A legal consulting firm's survey of potential jurors was a key part of Wednesday's argument by defense attorneys that an impartial jury cannot be seated in the county where Fitch is charged with murdering Mendota Heights police officer Scott Patrick, the newspaper says.

Fitch's lawyers want the trial moved out of the Twin Cities area. The survey of 265 Dakota County residents by the National Jury Project found 83 percent of respondents think Fitch is definitely or probably guilty, FOX 9 reports.

Brian Fitch (Dakota County Jail)

Brian Fitch (Dakota County Jail)

Fitch (right) is scheduled to stand trial Jan. 12 at the courthouse in Hastings. The lead prosecutor at Wednesday's hearing argued against a change of venue. The Pioneer Press says Judge Mary Theisen pushed him on that point, asking "Isn't it a reasonable likelihood that he can't get a fair trial here?"

According to the paper, prosecutor Phil Prokopowicz said potential jurors should be questioned under oath about whether they can set aside what they've heard about the case in the news media.

Hamline University law professor Joe Daly tells KSTP the question Judge Theisen will have to resolve boils down to: "Can the people of this county make a fair decision based on the facts presented at the trial, or have they already made up their mind?"

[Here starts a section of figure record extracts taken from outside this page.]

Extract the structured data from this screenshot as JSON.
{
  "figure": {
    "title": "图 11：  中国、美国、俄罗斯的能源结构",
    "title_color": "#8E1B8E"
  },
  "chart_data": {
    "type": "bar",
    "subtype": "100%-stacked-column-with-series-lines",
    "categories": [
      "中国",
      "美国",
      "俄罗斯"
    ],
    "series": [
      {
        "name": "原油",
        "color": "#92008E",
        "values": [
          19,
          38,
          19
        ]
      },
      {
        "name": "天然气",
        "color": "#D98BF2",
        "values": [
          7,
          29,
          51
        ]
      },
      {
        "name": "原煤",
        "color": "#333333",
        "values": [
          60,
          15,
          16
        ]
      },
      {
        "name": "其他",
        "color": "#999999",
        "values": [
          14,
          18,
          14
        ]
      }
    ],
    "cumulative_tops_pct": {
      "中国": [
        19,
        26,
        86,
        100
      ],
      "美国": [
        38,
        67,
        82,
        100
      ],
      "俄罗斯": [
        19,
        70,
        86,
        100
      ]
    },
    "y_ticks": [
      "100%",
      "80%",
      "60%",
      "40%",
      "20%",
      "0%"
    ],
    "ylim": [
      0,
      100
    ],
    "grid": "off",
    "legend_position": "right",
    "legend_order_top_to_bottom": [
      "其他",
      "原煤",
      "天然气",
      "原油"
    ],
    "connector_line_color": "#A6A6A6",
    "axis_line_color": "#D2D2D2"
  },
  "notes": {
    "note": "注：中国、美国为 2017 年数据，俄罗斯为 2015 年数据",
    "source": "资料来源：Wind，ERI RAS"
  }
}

Fitch also faces attempted murder charges stemming from the shootout with police that led to his July 30 arrest in Ramsey County. Those charges have been combined with the Dakota County case for a single trial, but defense attorneys want Theisen to separate them into two cases.

According to reports, the judge is expected to rule on the defense motions within a few weeks.

The 47-year-old Patrick was a 1985 graduate of St. Paul's Humboldt High School, which inducted him into its Hall of Fame Wednesday, WCCO reports.